2lambda123 / Forecasting-of-Credit-risk-

0 stars 0 forks source link

 Analyzing Credit Risk with Spark Machine Learning

Objective: Minimization of risk and maximization of profit on behalf of the bank

The bank needs a decision rule regarding whether a person will pay back a loan or not, who to give approval of the loan and who not to. An applicant’s profile is considered by loan managers before a decision is taken regarding a loan application. If the applicant is a good credit risk, is likely to repay the loan, then not approving the loan to the person results in a loss of business to the bank. If the applicant is a bad credit risk, is not likely to repay the loan, then approving the loan to the person results in a financial loss to the bank.

Dataset description :

Our data is from The German Credit Data Set, it contains data on 21 attributes and the classification is about whether an applicant is considered creditable or not creditable for 1000 loan applicants. A predictive model developed on this data is expected to provide a bank manager guidance for making a decision. For each bank loan application we have the following informations: Creditability : label takes the value 1 if the applicant is a good credit risk and 0 if is bad, Balance : Account balance, status of existing checking account Duration : duration of credit in months. History : history of previous credits. Purpose : purpose of credit Credit amount Saving : savings account/bonds Employment : Present employment since InstPercent : installment rate in percentage of disposable income Personal status and sex : single, married, divorced/male, female Guarantors : other debtors / guarantors Residence durationPresent residence since….

We worked with the numerical attributes of the dataset, this is the format of the CSV file :

1,1,18,4,2,1049,1,2,4,2,1,4,2,21,3,1,1,3,1,1,1

1,1,9,4,0,2799,1,3,2,3,1,2,1,36,3,1,2,3,2,1,1

Software :

Why predicting loan credit risk with Apache Spark Machine Learning ? Banks wanted to automate the loan eligibility process based on customer provided in their online application form. As the number of transactions in banking sector is rapidly growing and huge data volumes are available, the customers’ behavior can be easily analyzed and the risks around loan can be reduced. So, it is very important to predict the loan type and loan amount based on the banks’ data using a robust framework as Apache Spark. In this project, we discuss about how Random Forest, Logistic Regression and Naive Bayes Classification models using Python can be used to predict the loans.

Input variables :

All the attributes that contribute to the classification.

Used techniques :

The global goal of this work is the use of cross validation process to optimize the classification and these are the main steps :

-Load data from the CSV file into spark’s dataframe.

-To build a classifier model, we extract the features that most contribute to the classification.

-We train the model using a pipeline, which gives better results, it provides a simple way to try out all the combinations of parameters and tries each one making 10 folds cross validated model for each combination.

-Grid search method returns the best set of predictions from the best model that it tried.
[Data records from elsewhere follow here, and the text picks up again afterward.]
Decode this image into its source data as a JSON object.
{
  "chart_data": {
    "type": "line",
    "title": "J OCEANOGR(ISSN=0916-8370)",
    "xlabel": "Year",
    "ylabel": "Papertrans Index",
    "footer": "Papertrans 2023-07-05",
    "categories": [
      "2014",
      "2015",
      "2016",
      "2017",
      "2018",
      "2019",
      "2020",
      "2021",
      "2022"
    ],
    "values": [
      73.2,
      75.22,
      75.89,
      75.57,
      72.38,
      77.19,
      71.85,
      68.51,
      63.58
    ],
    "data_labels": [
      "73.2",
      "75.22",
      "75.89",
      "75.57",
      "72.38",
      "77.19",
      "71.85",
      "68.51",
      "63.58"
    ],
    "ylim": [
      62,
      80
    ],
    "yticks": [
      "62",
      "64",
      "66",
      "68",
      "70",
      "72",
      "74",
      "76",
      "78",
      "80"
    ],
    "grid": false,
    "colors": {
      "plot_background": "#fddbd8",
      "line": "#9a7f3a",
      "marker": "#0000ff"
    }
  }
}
-To train a machine learning Pipeline, we used :
    VectorAssembler : assemble the feature columns into a feature vector with known label .
    VectorIndexer : identify column which should be treated as categorical label.
    Classifiers : Random Forest, Logistic Regression and Naive Bayes.
    CrossValidator : each classifier has several hyperparameters and tuning them to our data to improve accuracy.
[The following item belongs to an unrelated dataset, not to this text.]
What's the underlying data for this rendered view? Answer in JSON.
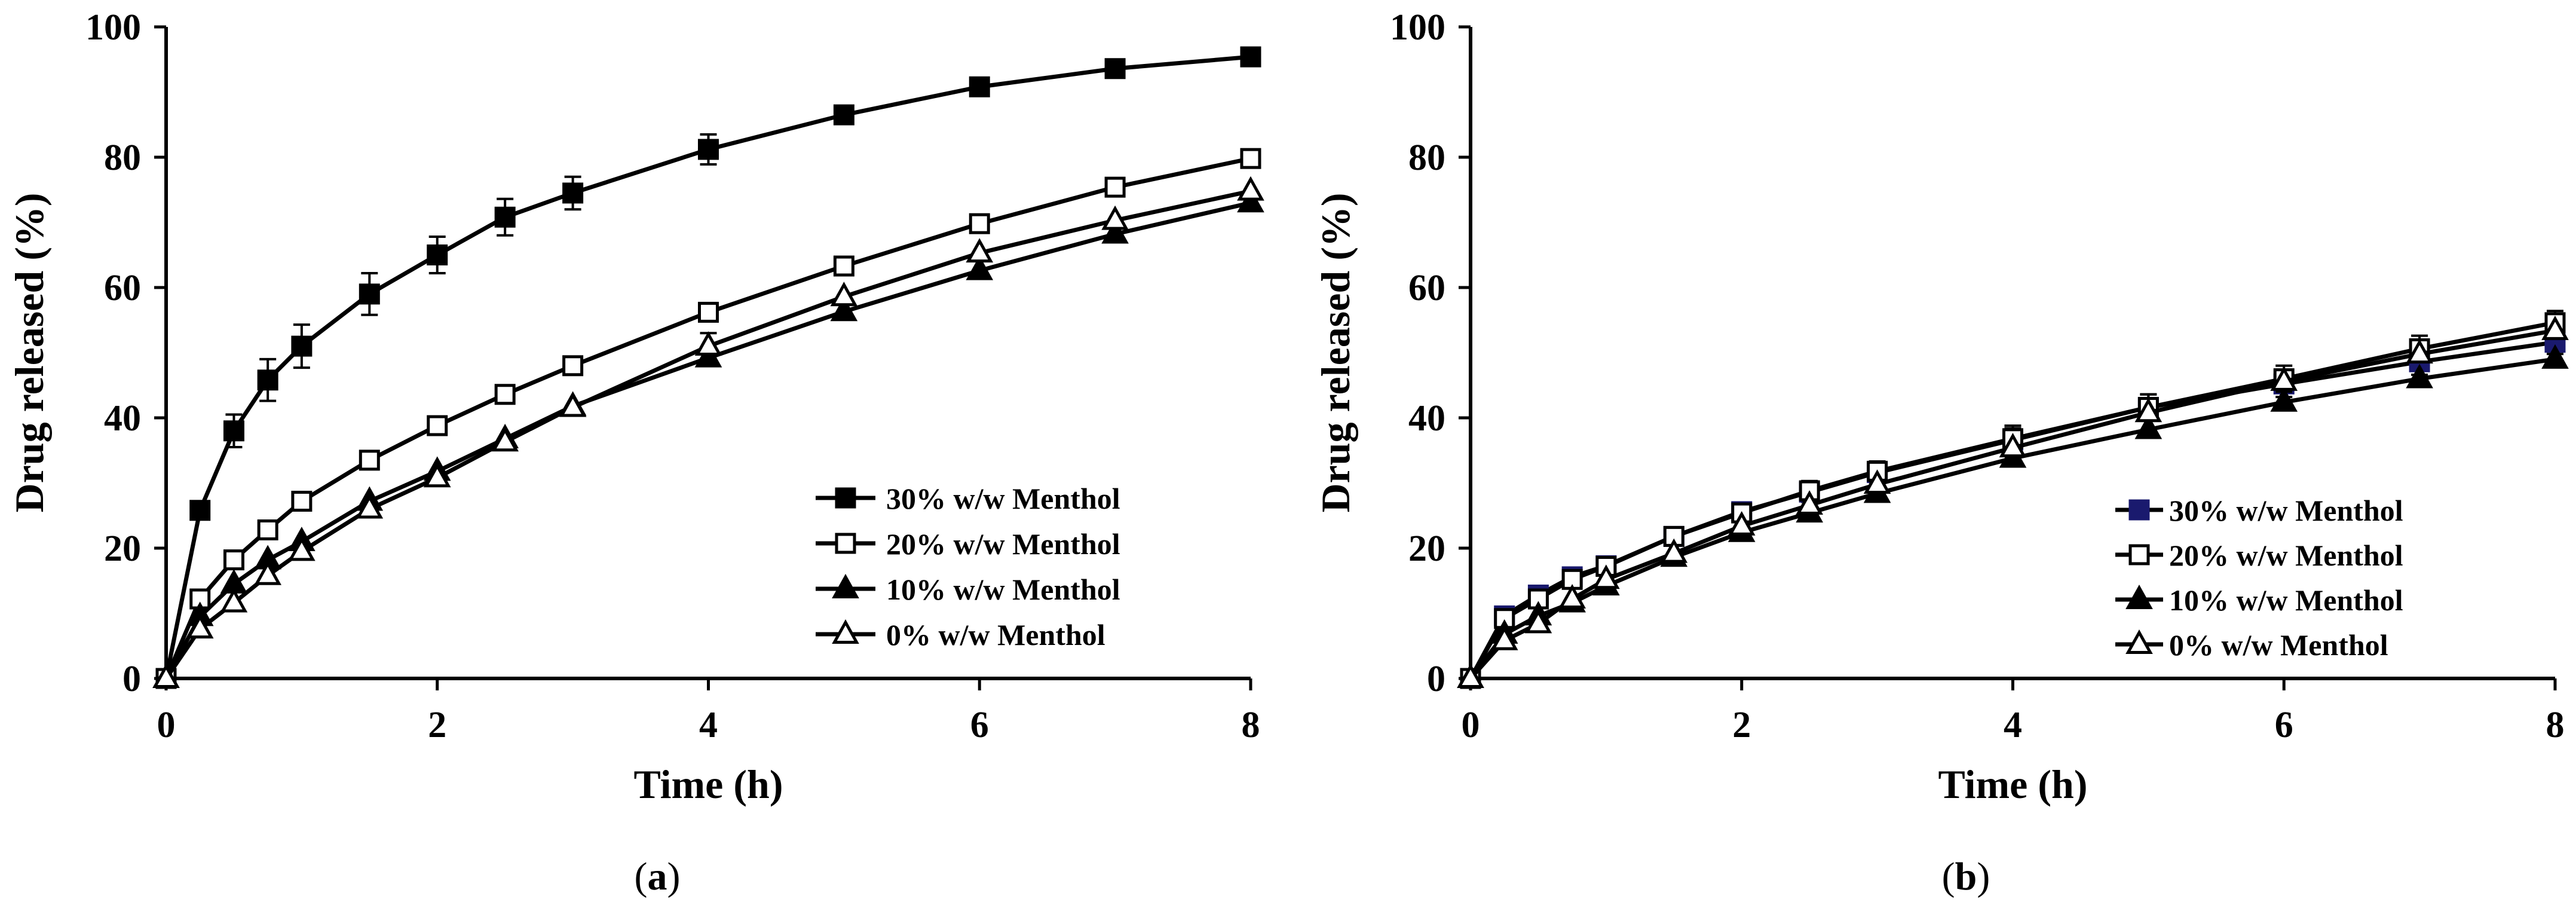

it tests a grid of parameters, select the best model and save it to "model/" directory.

Project package:

The package contains main.py, NormalClassification.py, cross_validation.py and testBestModel.py files. NormalClassification.py: in which we implemented 3 functions, each one apply a classifier, train and get the accuracy of a model without using cross validation. cross_validation.py: in which we classify the data using cross validation process for Random Forest, Logistic Regression and Naive Bayes models. testBestModel.py: after we saved the best trained model, we tested it on the test_data. main.py: this is the main function where we call the NormalClassification and testBestModel functions then get the accuracy before and after the cross validation, obviously we can remark that cross validation improved the accuracy. N.B: When you want to retrain a new CrossValidator model, you have to delete the trained models from the /model/ directory. To run the project, open a shell into the project directory, type the following command: python main.py and get the output results bellow.

Output results :

Accuracy of Random Forest Classifier without cross validation: The accuracy = 0.788852 Accuracy of best RFC Model with CrossValidation: The accuracy = 0.994568

Accuracy of Logistic Regression Classifier without cross validation: The accuracy = 0.771847 Accuracy of best LRC Model with CrossValidation: The accuracy = 0.794993

Accuracy of Naive Bayes Model without Cross Validation: The accuracy = 0.388757675957 Accuracy of best NB Model with Cross Validation: The accuracy = 0.388285

The accuracy allows us to understand how these models are behaving for the test dataset and determine the best model. From these results, we conclude that the best model that is very suitable with our dataset is Random Forest, Logistic Regression is slightly better and Naive Bayes is not suitable for our dataset, which might explain the low accuracy that we are getting.